«Yo no escribo poesía, Femio, ni siquiera lo intento. Te repito que sólo bordo crónicas familiares y, desde luego, no creo que sean la gran epopeya que andas buscando. Pero te aseguro que son la verdad.»
De pronto, al oír la última palabra, arrugó el rostro en un gesto de dolor, como si hubiera removido una vieja herida, y se refugió de nuevo entre mis brazos. Sentí su corpachón zarandeado por los sollozos.
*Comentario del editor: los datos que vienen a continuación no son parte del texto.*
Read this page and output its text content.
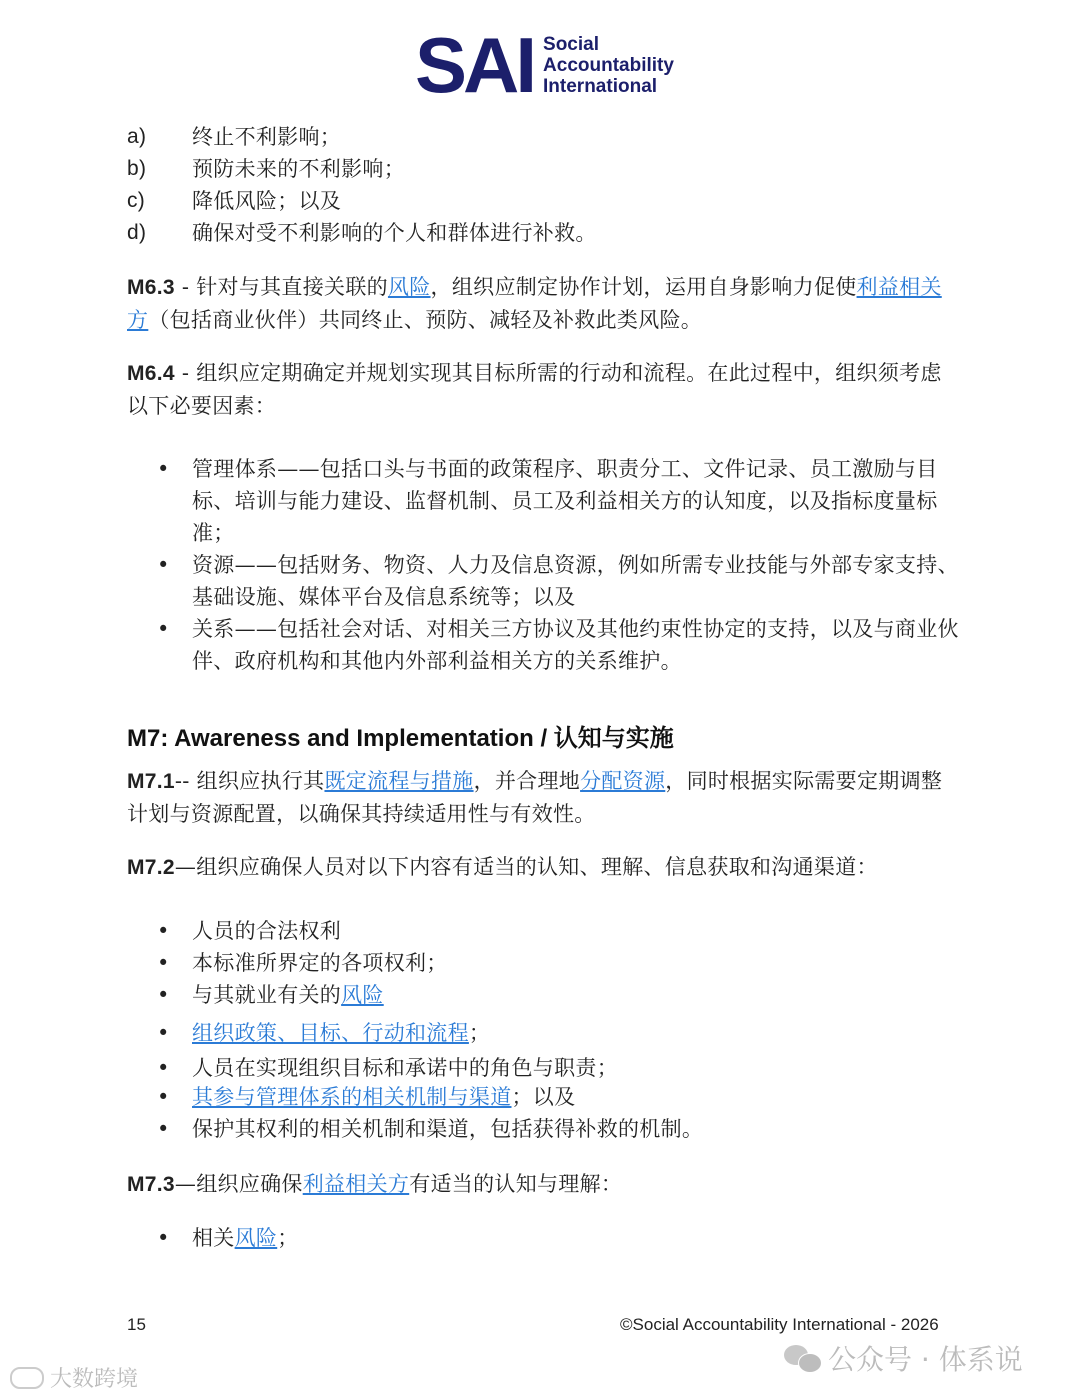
SAI Social
Accountability
International
a)	终止不利影响；
b)	预防未来的不利影响；
c)	降低风险；以及
d)	确保对受不利影响的个人和群体进行补救。
M6.3 - 针对与其直接关联的风险，组织应制定协作计划，运用自身影响力促使利益相关方（包括商业伙伴）共同终止、预防、减轻及补救此类风险。
M6.4 - 组织应定期确定并规划实现其目标所需的行动和流程。在此过程中，组织须考虑以下必要因素：
• 管理体系——包括口头与书面的政策程序、职责分工、文件记录、员工激励与目标、培训与能力建设、监督机制、员工及利益相关方的认知度，以及指标度量标准；
• 资源——包括财务、物资、人力及信息资源，例如所需专业技能与外部专家支持、基础设施、媒体平台及信息系统等；以及
• 关系——包括社会对话、对相关三方协议及其他约束性协定的支持，以及与商业伙伴、政府机构和其他内外部利益相关方的关系维护。
M7: Awareness and Implementation / 认知与实施
M7.1-- 组织应执行其既定流程与措施，并合理地分配资源，同时根据实际需要定期调整计划与资源配置，以确保其持续适用性与有效性。
M7.2—组织应确保人员对以下内容有适当的认知、理解、信息获取和沟通渠道：
• 人员的合法权利
• 本标准所界定的各项权利；
• 与其就业有关的风险
• 组织政策、目标、行动和流程；
• 人员在实现组织目标和承诺中的角色与职责；
• 其参与管理体系的相关机制与渠道；以及
• 保护其权利的相关机制和渠道，包括获得补救的机制。
M7.3—组织应确保利益相关方有适当的认知与理解：
• 相关风险；
15	©Social Accountability International - 2026
公众号 · 体系说
大数跨境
Al fin y al cabo, no podía reprocharle que fuese un cobarde: no era más que un poeta y el miedo iba incluido en el lote. Su lira estaba alquilada, atada a los bandazos del poder. Había recogido las migajas de las mesas de los pretendientes, noche tras noche había cantado las inexistentes hazañas de Antínoo y de los otros príncipes ociosos. Después, la noche en que Odiseo tensó el arco y desató una tormenta de sangre, se echó a los tobillos del héroe y suplicó por su vida sin contar las sílabas, sin atender a la medida de los hexámetros. Fue Telémaco quien intercedió por su vida, pero Femio parecía haberlo olvidado cuando aceptó dar clases de oratoria a Antipas. Así son los aedos, gentes sin pasado ni futuro, sin compromisos ni memoria, envueltos en los trinos de su música. Jilgueros amaestrados que cantan para contentar a sus amos. Pájaros en busca de jaula.
[…]
«¿Te acuerdas, Femio? Solías decir que el tema daba igual, que lo importante era la música del verso y la calidad de las imágenes. Pero lo malo del tema es que siempre era el mismo: monstruos e incestos. Crímenes y más crímenes. Perseo decapitando a la Gorgona, Teseo trinchando al Minotauro, Heracles exterminando a puñetazos una manada de caballos comedores de hombres.»
«La sangre está en el mundo», se defendió sin mucha convicción Femio. «Y el arte no puede prescindir del mundo.»
«Ya, siempre decías eso», repuso tu hermano. «Pero el mundo también está lleno de ovejas balando y de nubes vagando y de manzanos en flor. Sin embargo, todavía no he oído una sola epopeya dedicada a la placidez de la vida agrícola o al parto de una vaca. A no ser que los soldados entren por la izquierda del tapiz, arrasando el campo, o que la vaca, de pronto, dé a luz al Minotauro.»
«La sangre es sólo uno de los ingredientes, uno de los hilos del telar. No puede sustraerse sin falsear la trama.»
«¿Estás seguro? Repasa bien tus obras, Femio. ¿Recuerdas la oda que compusiste al retorno de mi padre? ¿Cuántas rapsodias dedicaste a la descripción pormenorizada de la matanza? Cómo la flecha voló, le entró a uno por la boca y le salió por el cogote… Cómo yo degollé a aquel otro… Son muchos versos, Femio, los he contado. Y no llegaste a gastar una docena en las carnes que copaban la mesa o en los vinos que había en las jarras. Pobres cocineros, nunca nadie les invita al banquete.»
Ante aquella crítica, Femio se levanto y giró, buscando a su interlocutor. Parecía desorientado, no sabía de dónde brotaban las palabras.
«Pero…», balbuceó, sin saber muy bien cómo seguir, «… es que el poema debe buscar el alma del oyente, conmoverle, saciar sus sentidos y llamarle a compasión».
«Ya, ya, la catarsis y todo eso». Telémaco se volvió hacia mí, con un rictus de desprecio en la cara. «Qué tema tan aburrido. Y qué cobarde. La gran purga de los sentimientos, la tempestad de las emociones donde el alma del espectador se purifica en la contemplación del mal. Terror y compasión y lágrimas. Paparruchas.»
De pronto extendió el brazo y me señaló con una de aquellas manos de juguete. Tenía las uñas mordisqueadas.
«Ocurre con todos los artistas, con todos los poetas. Incluida tú, madre. Cantáis a la guerra y a la muerte, pero luego hacéis como si os avergonzarais de ello, lamentando el mal que vosotros mismos sembráis en forma de versos o tapices.»